Comportements, stress et homéostasie

Réponse au stress, axe corticotrope et régulation neuroendocrinienne — programme de Spécialité SVT Terminale

À propos de cette page
Ces exercices corrigés sur « Comportements, stress et homéostasie » en terminale permettent de s'entraîner et de vérifier ses acquis en spécialité svt. Ils suivent le programme officiel de terminale et sont classés par difficulté (facile, moyen, difficile). Au programme : L'homéostasie : définition et enjeux, Le stress : définition et composantes, La réponse immédiate au stress : système nerveux sympathique et adrénaline, L'axe corticotrope : réponse hormonale prolongée. Écris ta réponse puis clique sur « Vérifier » : la correction est immédiate et tolère majuscules, espaces et ponctuation. Cet entraînement aide à mémoriser les méthodes, repérer ses erreurs et gagner en confiance avant un contrôle. Exercices gratuits proposés par un professeur particulier à Marseille pour réviser spécialité svt en terminale.

Exercices corrigés, classés du plus simple au plus complexe.
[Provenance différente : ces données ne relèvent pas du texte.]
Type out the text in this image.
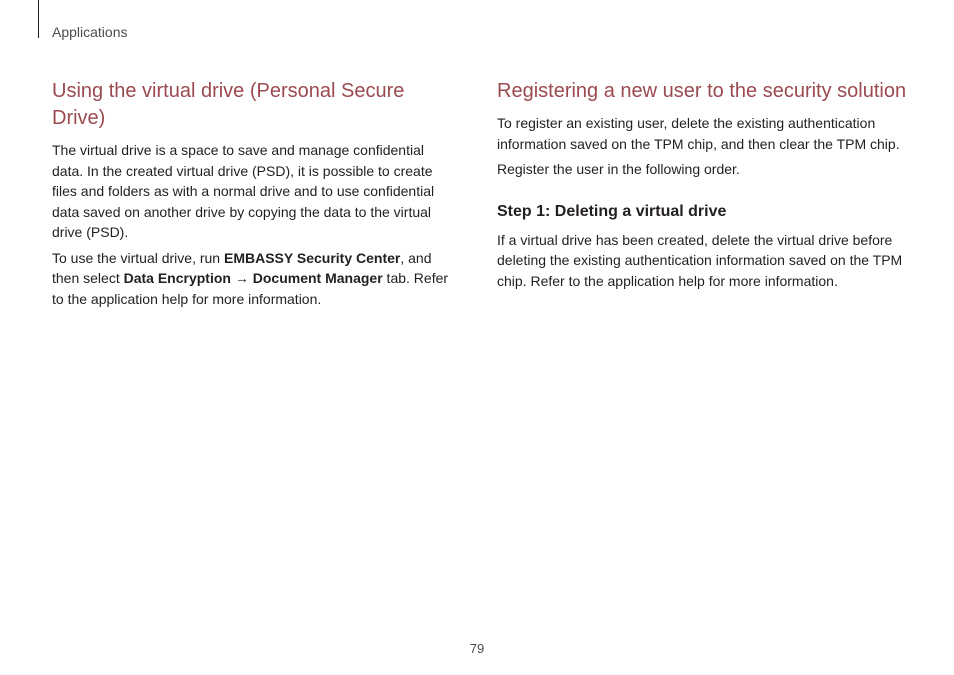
Applications
Using the virtual drive (Personal Secure Drive)

The virtual drive is a space to save and manage confidential data. In the created virtual drive (PSD), it is possible to create files and folders as with a normal drive and to use confidential data saved on another drive by copying the data to the virtual drive (PSD).

To use the virtual drive, run EMBASSY Security Center, and then select Data Encryption → Document Manager tab. Refer to the application help for more information.

Registering a new user to the security solution

To register an existing user, delete the existing authentication information saved on the TPM chip, and then clear the TPM chip.

Register the user in the following order.

Step 1: Deleting a virtual drive

If a virtual drive has been created, delete the virtual drive before deleting the existing authentication information saved on the TPM chip. Refer to the application help for more information.

79
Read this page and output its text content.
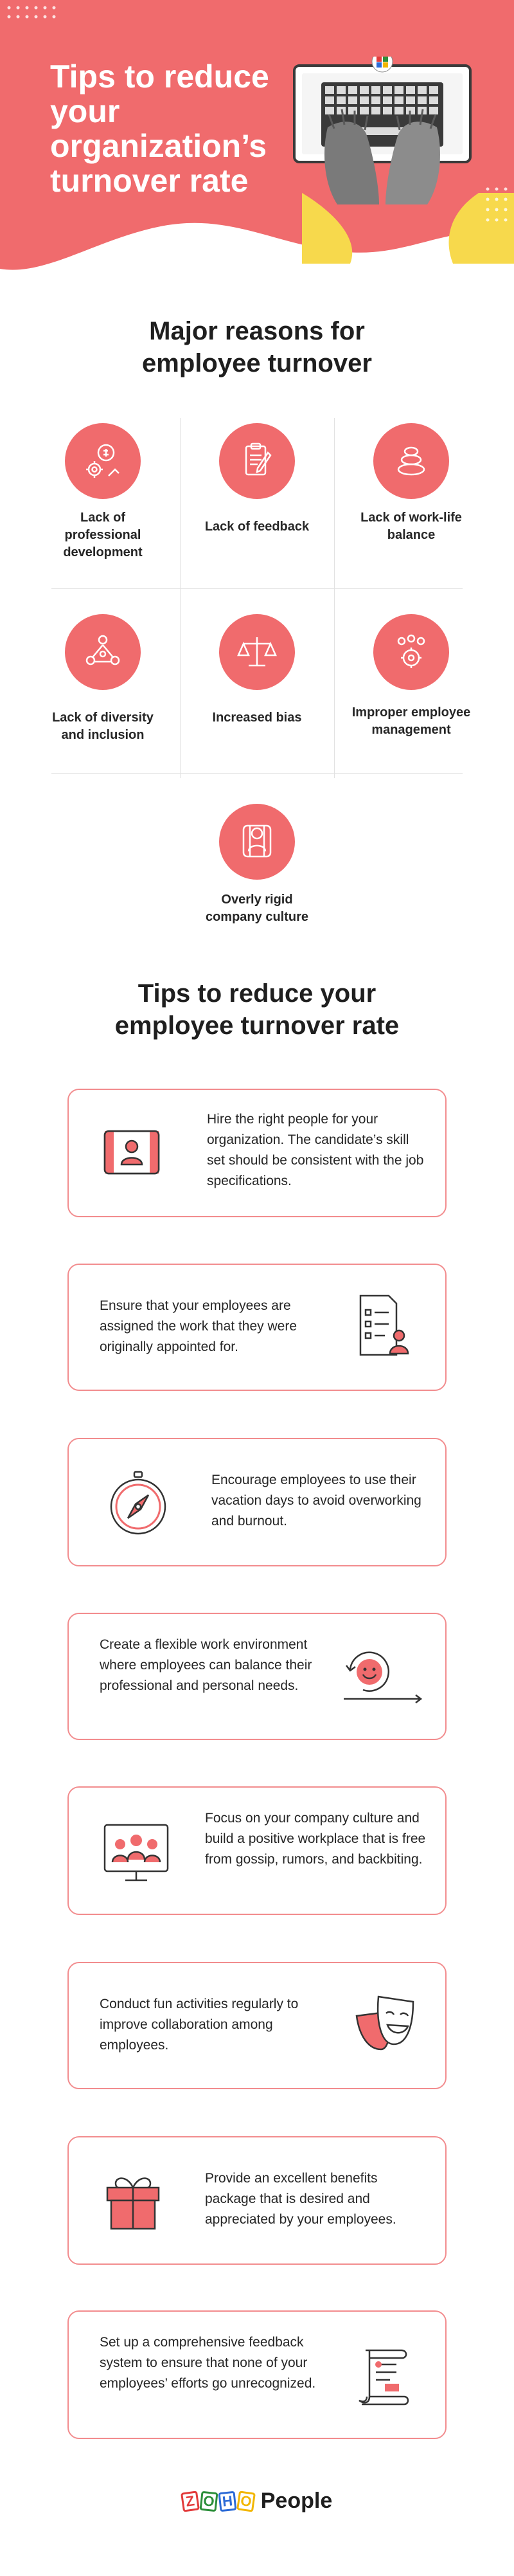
Tips to reduce your organization’s turnover rate
Major reasons for employee turnover
Lack of professional development
Lack of feedback
Lack of work-life balance
Lack of diversity and inclusion
Increased bias	Improper employee management
Overly rigid company culture
Tips to reduce your employee turnover rate
Hire the right people for your organization. The candidate’s skill set should be consistent with the job specifications.
Ensure that your employees are assigned the work that they were originally appointed for.
Encourage employees to use their vacation days to avoid overworking and burnout.
Create a flexible work environment where employees can balance their professional and personal needs.
Focus on your company culture and build a positive workplace that is free from gossip, rumors, and backbiting.
Conduct fun activities regularly to improve collaboration among employees.
Provide an excellent benefits package that is desired and appreciated by your employees.
Set up a comprehensive feedback system to ensure that none of your employees’ efforts go unrecognized.
Z O H O People
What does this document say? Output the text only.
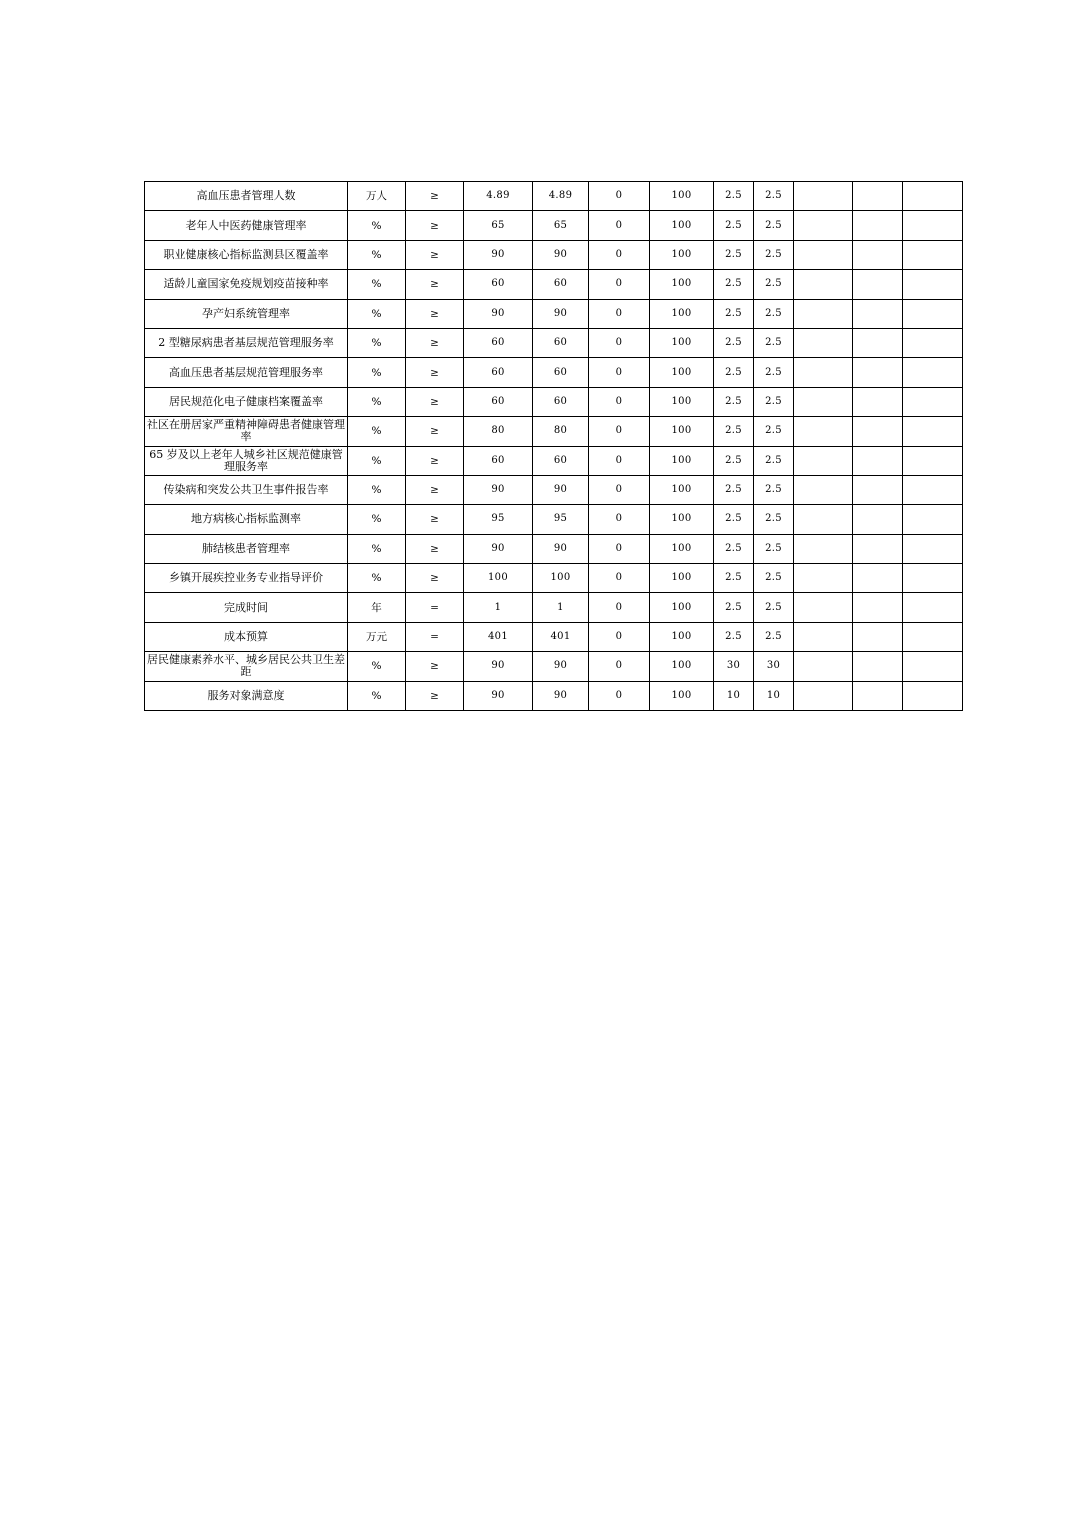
高血压患者管理人数	万人	≥	4.89	4.89	0	100	2.5	2.5			
老年人中医药健康管理率	%	≥	65	65	0	100	2.5	2.5			
职业健康核心指标监测县区覆盖率	%	≥	90	90	0	100	2.5	2.5			
适龄儿童国家免疫规划疫苗接种率	%	≥	60	60	0	100	2.5	2.5			
孕产妇系统管理率	%	≥	90	90	0	100	2.5	2.5			
2 型糖尿病患者基层规范管理服务率	%	≥	60	60	0	100	2.5	2.5			
高血压患者基层规范管理服务率	%	≥	60	60	0	100	2.5	2.5			
居民规范化电子健康档案覆盖率	%	≥	60	60	0	100	2.5	2.5			
社区在册居家严重精神障碍患者健康管理率	%	≥	80	80	0	100	2.5	2.5			
65 岁及以上老年人城乡社区规范健康管理服务率	%	≥	60	60	0	100	2.5	2.5			
传染病和突发公共卫生事件报告率	%	≥	90	90	0	100	2.5	2.5			
地方病核心指标监测率	%	≥	95	95	0	100	2.5	2.5			
肺结核患者管理率	%	≥	90	90	0	100	2.5	2.5			
乡镇开展疾控业务专业指导评价	%	≥	100	100	0	100	2.5	2.5			
完成时间	年	=	1	1	0	100	2.5	2.5			
成本预算	万元	=	401	401	0	100	2.5	2.5			
居民健康素养水平、城乡居民公共卫生差距	%	≥	90	90	0	100	30	30			
服务对象满意度	%	≥	90	90	0	100	10	10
Cherche d'abord seul au brouillon, puis déplie la correction détaillée pour vérifier ta méthode et tes raisonnements.

Exercice 1 — Localiser les acteurs de la réponse au stress

Pour chaque acteur cité, indiquez l'organe ou la structure qui le produit ainsi que sa nature (nerveuse, hormonale catécholamine, hormone peptidique ou hormone stéroïde).

  1. L'adrénaline libérée dans les premières secondes d'un stress.
  2. La CRH, premier messager de la voie hormonale lente.
  3. L'ACTH qui circule dans le sang vers les surrénales.
  4. Le cortisol, dont la sécrétion atteint son maximum environ quinze minutes après l'ACTH.
  5. Le message nerveux qui commande directement la libération d'adrénaline.
Méthode : pour chaque acteur, on remonte la chaîne « centre intégrateur → relais → effecteur » et on classe le messager selon sa structure chimique (catécholamine = dérivé d'acide aminé ; hormone peptidique = chaîne d'acides aminés ; hormone stéroïde = dérivé du cholestérol).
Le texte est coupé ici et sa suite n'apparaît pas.